Now people started coming down. After that was done, I checked my scantron to ensure I hadn't missed any bubbles or left questions blank. Everything seemed to be in order. More and more people were coming. After one more skim over my answers, I got up as well. My original plan had been to wait until everyone else was finished so we could go over the test answers right then, but if I'd chosen to do that, I would have had to sit in my chair twiddling my thumbs for an hour. No reading books, drawing, working on other work... Just like middle school exams again, only longer.

So instead of doing that, I went to the library and used a computer that had the SPSS graphing program I needed in order to complete the online half of one of my assignments. I was there for an hour, leaving only a few minutes before my abnormal psych class would be going over their answers. I considered swinging by, but I had the feeling I shouldn't walk back into the testing room after I had left. Looking back on it, maybe I should have hovered outside the door where I wouldn't have been seen. Oh well. I know for next time now.

I saved my work as a PDF and printed it out when I got home, so I didn't have to pay for all the papers or anything, and just to ensure that I could.
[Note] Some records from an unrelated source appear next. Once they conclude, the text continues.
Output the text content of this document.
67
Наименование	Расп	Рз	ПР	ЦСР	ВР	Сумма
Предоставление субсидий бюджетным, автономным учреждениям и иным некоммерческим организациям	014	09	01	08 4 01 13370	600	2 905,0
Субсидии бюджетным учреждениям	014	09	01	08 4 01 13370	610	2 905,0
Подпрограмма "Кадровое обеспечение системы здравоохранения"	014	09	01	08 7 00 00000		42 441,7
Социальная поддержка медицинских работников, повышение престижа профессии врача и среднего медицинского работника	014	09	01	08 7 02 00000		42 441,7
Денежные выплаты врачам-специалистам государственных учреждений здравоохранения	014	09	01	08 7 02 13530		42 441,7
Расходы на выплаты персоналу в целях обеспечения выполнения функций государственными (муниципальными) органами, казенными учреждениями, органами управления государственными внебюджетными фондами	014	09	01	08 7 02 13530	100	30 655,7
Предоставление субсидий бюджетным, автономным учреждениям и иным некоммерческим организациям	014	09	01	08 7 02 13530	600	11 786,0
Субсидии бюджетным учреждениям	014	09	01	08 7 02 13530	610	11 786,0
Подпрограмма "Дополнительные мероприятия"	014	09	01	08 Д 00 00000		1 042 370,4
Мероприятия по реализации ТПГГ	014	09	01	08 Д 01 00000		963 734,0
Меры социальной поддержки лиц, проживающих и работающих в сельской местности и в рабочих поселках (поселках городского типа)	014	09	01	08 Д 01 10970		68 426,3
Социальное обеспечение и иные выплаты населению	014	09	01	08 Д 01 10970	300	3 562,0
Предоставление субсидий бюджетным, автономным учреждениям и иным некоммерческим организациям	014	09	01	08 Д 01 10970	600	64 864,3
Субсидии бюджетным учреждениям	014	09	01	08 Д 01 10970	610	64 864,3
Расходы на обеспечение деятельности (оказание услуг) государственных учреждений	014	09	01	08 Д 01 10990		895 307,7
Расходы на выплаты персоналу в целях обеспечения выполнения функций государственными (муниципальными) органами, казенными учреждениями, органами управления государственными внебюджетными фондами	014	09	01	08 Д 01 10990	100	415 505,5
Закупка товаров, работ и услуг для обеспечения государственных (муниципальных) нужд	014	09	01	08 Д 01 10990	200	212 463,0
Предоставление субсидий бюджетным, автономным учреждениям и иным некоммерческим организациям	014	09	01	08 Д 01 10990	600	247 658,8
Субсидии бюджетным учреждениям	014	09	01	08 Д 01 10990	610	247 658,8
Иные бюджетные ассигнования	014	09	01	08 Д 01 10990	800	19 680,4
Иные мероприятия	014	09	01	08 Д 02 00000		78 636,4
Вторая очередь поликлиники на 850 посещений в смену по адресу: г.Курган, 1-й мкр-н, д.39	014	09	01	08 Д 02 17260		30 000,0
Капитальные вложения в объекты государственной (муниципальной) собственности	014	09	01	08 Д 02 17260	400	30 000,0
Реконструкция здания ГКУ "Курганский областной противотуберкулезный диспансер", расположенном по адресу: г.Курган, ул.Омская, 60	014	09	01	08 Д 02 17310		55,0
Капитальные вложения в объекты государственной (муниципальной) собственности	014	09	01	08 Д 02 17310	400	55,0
We were supposed to make up our own variables (one nominal, one ordinal, one interval, one ratio) and invent fake information for twenty-five different people:


As you can see, you have to program nominal variables, like the drink column, with numbers in the table, but make it so they appear as labels when you create the graphs (My drinks were "no drink", "water", "milk", and "grape juice". My subject was "how much people enjoy macaroni", then I had birth year, then how many times macaroni is eaten per month.

Since I had macaroni on the brain, I did dishes while I cooked macaroni for dinner and then swept the kitchen floor. Then, macaroni in hand, I began work on my online statistics assignments. I wanted to get them at least mostly done because they're due at 11:00 Thursday night, and Wednesday is so busy for me. Mom called to ask me how my test went, since she knew I'd been worried for it. I might have missed one, and maybe two, but I went over my answers carefully and I think I made the correct choices. We'll have to see when I get my scores back soon.